Performs molecular Monte Carlo simulation of single chain protein or single chain nucleic acids.
The Monomer Monte Carlo module is accessible from the Simulate section of the main menu.
The purpose of the module is perform a molecular simulation of an input single chain protein or single chain nucleic acid by sampling backbone torsion angles.
The starting structure must be a complete structure without missing residues. Atom and residue naming must be compatiable with those defined in the CHARMM force field See Notes on Starting Structures and Force Fields and PDB Scan for further details.
Only single chain protein or single chain nucleic acids are supported. Systems with multiple chains can be modeled using Complex Monte Carlo.
The output file format is DCD since in most cases many structures are generated. There is no option to save the output files in PDB format. One can use Extract Utilities to convert DCD files to multi-frame PDB files.
Structures are generated by Markov Monte Carlo sampling of backbone torsion angles. Energetics of torsion angles are determined using CHARMM force field parameters.
Typically, between 10,000 to 50,000 structures are required to sample adequate configuration space for most problems.
Parameters are supplied to help guide the Monte Carlo sampling such as temperature, control of single move angle sampling per region, and directed Monte Carlo options to guide the radius of gyration (Rg) to a user supplied value.
A utility is provided to overlap accepted structures onto a single reference frame. This is useful to visualize relative configuration coverage in an ensemble.
Several options are offered to check for atomic overlap: heavy atoms, all, backbone, and atom name. If one chooses the atom name option, then the user will be prompted to supply an atom name that should exist in all residues and a overlap distance cutoff value. Other options set the cutoff distance automatically.
In Advanced Input options are provided to reject structures based on Rg value, position of atoms in the Z-direction and via atomic constraints provided as a list in a text file as described in Constraints. These options are not mutually exclusive and can be used in the same run as needed.
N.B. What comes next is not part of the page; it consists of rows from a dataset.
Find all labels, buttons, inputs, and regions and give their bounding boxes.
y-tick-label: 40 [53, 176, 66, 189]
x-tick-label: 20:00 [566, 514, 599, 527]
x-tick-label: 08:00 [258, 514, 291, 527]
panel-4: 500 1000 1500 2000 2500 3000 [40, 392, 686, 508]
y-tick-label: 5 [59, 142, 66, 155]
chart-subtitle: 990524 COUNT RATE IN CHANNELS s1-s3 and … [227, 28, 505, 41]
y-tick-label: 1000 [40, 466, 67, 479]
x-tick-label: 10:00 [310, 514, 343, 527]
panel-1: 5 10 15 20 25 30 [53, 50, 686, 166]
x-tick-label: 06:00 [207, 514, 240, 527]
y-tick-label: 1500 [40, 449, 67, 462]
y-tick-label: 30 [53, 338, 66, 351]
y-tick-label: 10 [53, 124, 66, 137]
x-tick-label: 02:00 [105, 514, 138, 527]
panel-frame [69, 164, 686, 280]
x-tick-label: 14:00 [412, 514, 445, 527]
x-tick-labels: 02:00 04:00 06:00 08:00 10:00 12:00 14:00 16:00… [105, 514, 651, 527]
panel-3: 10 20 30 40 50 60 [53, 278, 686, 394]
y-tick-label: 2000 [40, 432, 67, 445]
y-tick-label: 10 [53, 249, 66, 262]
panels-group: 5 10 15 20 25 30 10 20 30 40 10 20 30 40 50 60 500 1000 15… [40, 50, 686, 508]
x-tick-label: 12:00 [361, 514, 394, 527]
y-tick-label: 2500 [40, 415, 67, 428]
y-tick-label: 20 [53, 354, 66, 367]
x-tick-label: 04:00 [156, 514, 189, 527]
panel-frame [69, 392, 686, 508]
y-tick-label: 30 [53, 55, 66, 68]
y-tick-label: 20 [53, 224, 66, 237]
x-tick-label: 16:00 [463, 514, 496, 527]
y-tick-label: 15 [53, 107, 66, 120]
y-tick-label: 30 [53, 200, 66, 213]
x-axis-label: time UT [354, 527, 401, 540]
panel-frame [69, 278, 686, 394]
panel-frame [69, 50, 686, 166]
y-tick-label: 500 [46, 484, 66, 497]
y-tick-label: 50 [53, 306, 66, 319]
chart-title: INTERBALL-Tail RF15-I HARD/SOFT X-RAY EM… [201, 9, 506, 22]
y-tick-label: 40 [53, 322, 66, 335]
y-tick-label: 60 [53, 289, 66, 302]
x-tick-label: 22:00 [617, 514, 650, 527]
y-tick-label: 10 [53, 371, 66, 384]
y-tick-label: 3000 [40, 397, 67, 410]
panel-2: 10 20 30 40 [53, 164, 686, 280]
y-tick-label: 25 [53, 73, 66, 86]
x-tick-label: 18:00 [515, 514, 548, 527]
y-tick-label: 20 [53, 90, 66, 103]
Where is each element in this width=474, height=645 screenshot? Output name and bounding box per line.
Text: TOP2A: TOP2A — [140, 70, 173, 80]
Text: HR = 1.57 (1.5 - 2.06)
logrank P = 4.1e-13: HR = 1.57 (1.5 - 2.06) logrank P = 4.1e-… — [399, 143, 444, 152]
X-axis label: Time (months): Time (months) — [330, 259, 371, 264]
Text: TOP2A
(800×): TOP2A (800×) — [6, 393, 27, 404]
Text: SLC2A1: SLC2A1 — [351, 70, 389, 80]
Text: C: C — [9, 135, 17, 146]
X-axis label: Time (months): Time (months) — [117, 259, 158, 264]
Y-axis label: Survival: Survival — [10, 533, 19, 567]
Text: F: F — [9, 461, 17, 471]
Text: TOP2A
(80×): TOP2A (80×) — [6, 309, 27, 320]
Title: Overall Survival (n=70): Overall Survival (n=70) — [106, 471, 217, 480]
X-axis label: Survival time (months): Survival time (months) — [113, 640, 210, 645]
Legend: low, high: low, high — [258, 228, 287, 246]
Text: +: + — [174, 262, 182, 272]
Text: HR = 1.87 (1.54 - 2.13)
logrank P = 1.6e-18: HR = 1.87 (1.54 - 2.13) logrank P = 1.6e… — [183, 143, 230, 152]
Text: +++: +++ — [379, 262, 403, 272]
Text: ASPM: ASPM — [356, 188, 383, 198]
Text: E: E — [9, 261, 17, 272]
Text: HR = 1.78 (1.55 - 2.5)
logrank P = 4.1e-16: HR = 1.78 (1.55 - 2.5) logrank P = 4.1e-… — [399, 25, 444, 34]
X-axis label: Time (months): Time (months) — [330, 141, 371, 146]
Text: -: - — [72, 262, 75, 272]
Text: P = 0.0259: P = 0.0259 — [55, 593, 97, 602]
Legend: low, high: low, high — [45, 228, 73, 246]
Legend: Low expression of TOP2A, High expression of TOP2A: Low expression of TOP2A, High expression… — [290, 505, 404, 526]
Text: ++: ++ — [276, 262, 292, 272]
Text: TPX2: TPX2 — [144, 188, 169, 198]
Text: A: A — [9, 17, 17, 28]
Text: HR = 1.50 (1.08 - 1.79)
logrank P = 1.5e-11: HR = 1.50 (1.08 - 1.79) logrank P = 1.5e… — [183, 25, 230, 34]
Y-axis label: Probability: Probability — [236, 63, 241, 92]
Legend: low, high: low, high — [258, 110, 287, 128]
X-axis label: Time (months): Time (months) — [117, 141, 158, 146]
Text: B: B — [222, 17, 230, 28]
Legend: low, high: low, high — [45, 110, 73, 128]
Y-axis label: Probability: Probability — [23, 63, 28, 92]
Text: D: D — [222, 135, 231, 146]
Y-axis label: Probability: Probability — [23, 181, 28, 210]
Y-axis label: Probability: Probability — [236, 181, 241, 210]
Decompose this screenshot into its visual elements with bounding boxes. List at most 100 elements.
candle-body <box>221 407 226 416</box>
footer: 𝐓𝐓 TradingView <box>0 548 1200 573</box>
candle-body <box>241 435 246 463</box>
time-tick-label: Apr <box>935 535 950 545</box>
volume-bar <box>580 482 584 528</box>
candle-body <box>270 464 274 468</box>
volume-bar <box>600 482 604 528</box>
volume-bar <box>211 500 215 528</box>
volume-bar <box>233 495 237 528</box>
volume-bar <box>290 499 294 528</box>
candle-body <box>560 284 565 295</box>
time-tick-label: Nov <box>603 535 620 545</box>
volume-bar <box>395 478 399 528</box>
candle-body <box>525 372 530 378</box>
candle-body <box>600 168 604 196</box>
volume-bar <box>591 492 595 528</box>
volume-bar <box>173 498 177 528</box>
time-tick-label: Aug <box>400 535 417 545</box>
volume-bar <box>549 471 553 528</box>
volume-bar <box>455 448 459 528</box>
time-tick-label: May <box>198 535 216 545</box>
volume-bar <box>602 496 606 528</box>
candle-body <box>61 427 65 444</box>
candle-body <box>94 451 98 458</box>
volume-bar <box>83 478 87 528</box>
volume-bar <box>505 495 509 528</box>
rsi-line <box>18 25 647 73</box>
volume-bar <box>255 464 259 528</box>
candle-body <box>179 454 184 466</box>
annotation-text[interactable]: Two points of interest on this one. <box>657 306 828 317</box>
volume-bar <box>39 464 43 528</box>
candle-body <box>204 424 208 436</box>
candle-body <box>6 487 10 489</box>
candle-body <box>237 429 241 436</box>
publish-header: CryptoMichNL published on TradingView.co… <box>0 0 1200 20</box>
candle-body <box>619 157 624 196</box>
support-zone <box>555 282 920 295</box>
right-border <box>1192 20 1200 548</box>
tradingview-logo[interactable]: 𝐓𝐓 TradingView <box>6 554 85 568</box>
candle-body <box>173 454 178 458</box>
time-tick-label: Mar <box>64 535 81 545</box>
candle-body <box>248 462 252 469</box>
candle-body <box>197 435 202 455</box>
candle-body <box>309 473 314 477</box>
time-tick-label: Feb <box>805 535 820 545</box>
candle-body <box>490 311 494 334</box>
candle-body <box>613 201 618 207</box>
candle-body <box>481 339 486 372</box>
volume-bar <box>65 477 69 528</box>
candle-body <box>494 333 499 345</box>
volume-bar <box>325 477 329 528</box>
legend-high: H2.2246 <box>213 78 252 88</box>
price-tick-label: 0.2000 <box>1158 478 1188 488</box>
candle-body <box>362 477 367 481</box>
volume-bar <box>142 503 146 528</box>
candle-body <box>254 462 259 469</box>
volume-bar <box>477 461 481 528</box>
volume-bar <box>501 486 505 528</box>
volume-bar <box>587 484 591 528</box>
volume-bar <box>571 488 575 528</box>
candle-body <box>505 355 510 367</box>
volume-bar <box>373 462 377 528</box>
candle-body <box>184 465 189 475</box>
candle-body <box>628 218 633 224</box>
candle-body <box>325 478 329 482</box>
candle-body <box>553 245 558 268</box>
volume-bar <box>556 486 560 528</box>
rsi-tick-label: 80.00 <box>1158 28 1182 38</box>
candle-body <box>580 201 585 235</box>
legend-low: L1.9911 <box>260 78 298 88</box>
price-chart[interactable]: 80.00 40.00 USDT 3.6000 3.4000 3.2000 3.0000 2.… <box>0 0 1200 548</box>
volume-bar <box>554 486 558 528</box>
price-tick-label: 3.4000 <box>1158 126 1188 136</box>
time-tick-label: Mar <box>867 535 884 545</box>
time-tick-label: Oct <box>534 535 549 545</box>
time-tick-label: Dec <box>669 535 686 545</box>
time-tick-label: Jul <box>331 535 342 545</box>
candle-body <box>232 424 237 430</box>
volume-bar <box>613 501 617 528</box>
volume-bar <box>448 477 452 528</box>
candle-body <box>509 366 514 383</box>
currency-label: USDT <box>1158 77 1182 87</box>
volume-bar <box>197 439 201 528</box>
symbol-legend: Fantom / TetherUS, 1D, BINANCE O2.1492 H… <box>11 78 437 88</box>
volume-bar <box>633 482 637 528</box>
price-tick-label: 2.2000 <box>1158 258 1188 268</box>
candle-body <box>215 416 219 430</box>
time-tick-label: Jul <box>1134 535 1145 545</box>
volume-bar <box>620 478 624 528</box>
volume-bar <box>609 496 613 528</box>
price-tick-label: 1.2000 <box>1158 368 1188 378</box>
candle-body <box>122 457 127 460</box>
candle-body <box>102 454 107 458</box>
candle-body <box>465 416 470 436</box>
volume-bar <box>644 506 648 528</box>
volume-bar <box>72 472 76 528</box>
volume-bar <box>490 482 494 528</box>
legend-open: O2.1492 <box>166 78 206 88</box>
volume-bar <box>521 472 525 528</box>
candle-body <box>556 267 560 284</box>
Typical workflows involve generating an ensemble of structures using this module, then energy minimizing the ensemble using Energy Minimization, then calculating scattering from the ensemble using modules in Calculate, and finaly comparing results to experimental data using modules in Analyze.
In many situations, multiple runs need to be carried out to find structures that cover configuration space and have scattering profiles that are in agreement with experimental data. One can use Merge Utilties to combine both the structures (DCD files) and SAS profiles into a single new DCD and single directory will correctly numbered SAS profiles.
To simulate long random coil regions, usually at the ends of globular proteins, it is often neccessary to sub-sample accepted structures as adjacent structures can be correlated. To obtain adequate power-law scaling, one can sub-sample a trajectory using Extract Utitilies using the periodic sampling option.
This example generates a series of structures to sample configurations of the HIV-1 Gag protein. The cartoon of the starting structure highlights the flexible regions (red) and structure alignment region (blue).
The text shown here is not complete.